For 2000, components of the former S-Night program were reformed into a new multistage operation termed service-based enumeration (SBE); see Box 4-4. Various components were covered through large deployment of enumerators on different nights around Census Day—shelters first, then soup kitchens and selected outdoor locations identified by local officials and community groups. Rule 17 of the 2000 census residence rules—consistent with 1990 practice—directed that people “at a soup kitchen or outreach program (e.g., mobile food van)” be permitted to indicate a usual home elsewhere. If no such home could be specified for a person, they were to be counted at the facility as if they reside there—even if the facility offers no beds or, by definition, people are legally barred from actually lodging in the facility (as is true for soup kitchens). The Bureau also mounted a T-Night operation on March 31, 2000, interviewing people at migrant work camps, campgrounds, fairs and carnivals, and marinas; people counted at these locations were permitted to report a usual home elsewhere.
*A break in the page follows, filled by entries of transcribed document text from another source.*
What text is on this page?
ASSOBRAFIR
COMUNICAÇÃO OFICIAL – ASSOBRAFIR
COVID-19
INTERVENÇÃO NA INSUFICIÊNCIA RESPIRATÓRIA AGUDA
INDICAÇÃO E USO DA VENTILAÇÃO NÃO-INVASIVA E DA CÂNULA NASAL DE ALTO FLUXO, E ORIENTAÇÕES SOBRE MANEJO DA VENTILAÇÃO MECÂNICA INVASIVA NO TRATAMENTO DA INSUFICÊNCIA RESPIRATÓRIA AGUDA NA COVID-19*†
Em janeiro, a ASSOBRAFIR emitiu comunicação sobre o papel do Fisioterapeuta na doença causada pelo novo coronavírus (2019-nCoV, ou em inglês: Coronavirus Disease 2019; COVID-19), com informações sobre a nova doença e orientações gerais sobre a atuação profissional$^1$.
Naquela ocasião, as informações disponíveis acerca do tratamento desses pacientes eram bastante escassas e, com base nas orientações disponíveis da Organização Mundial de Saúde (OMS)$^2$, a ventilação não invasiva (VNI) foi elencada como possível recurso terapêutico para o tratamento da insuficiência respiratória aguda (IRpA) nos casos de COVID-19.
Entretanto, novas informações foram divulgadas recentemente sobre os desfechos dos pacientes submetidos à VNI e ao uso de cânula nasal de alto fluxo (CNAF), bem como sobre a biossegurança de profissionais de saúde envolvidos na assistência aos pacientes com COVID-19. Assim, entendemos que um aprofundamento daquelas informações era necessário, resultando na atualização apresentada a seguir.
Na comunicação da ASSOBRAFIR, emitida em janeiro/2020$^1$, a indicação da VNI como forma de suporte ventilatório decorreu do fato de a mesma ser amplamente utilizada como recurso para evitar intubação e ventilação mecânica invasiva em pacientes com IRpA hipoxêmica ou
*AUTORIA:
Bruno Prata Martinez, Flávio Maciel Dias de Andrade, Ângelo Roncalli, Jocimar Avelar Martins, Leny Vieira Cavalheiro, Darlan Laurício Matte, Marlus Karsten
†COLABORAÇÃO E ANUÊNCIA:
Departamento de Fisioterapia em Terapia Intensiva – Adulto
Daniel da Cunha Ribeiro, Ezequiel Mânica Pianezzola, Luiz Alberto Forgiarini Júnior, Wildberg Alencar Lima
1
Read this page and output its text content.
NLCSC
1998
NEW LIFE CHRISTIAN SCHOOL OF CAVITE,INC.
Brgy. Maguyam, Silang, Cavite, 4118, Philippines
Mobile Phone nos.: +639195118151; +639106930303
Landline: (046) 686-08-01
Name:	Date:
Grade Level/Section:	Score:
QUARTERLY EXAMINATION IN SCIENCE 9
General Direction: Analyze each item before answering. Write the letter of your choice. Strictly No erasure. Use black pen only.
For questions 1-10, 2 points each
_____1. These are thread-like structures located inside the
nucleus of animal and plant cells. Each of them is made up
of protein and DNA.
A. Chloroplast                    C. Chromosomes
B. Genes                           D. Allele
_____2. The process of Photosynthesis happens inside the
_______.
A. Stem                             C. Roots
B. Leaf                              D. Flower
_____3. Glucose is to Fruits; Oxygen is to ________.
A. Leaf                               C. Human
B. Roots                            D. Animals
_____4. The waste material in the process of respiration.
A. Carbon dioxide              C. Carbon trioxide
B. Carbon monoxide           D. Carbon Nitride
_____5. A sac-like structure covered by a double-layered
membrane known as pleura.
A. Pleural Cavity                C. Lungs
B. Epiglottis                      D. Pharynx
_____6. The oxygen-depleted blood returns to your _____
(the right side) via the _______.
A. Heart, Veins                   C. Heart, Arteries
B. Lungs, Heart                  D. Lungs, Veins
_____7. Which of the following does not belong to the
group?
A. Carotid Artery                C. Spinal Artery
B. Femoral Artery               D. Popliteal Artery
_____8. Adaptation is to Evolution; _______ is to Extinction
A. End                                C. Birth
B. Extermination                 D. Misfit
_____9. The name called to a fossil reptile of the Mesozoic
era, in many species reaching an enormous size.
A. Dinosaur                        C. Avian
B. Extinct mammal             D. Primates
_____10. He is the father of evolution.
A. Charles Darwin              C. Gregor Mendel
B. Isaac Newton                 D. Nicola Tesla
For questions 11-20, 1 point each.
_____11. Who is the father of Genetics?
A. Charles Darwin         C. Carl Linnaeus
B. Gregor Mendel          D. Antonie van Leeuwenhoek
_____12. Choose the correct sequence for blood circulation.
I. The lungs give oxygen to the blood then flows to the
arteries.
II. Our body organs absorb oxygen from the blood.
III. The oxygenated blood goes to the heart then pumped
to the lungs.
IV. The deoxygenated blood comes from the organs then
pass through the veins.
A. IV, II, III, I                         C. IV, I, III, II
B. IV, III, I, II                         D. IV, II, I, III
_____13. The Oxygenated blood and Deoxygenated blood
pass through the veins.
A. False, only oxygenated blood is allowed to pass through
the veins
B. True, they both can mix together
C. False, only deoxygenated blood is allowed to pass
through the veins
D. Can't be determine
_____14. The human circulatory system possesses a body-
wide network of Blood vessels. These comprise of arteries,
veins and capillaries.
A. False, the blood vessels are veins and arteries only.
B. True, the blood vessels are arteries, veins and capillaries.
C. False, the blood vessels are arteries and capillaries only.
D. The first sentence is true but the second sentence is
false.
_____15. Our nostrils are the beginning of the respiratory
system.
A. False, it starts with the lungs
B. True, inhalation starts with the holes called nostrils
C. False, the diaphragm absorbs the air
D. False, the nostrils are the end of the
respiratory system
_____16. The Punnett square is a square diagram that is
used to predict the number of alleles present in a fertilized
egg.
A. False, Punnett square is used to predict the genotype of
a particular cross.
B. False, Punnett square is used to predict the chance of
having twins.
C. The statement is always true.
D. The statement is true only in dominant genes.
Throughout history, Americans have never been known for their propensity to stay put in one place for a long time. Rather, the nation is one that is constantly on the move; as of the mid-1990s, it was estimated that 17 percent of the population move their residence at least once a year (Hunter et al., 2003:1). People move for many reasons, including the loss of a job or a transfer within the same company, the formation or dissolution of marriages or partnerships, or simply the search for new opportunities and new settings.
Conceptual problems—for both the person answering the questionnaire and for the Census Bureau in processing the results—arise for people who move residences on or around Census Day. This includes people reached at a current address for whom a move is imminent, people who have just moved to a new location, and people who are in the midst of a move (perhaps temporarily staying in a hotel or with friends or family). The major conceptual question posed by movers is whether a “usual residence” can be defined prospectively (as the place where the person expects to spend most of the time) or must be defined retrospectively. The 2000 census marketing campaign emphasized the impact of census data on the placement of such services as fire stations and health care facilities; to the extent that these themes resonate with the public, census respondents may be more inclined to think of themselves as counting at the new location even if they have not yet actually lived there.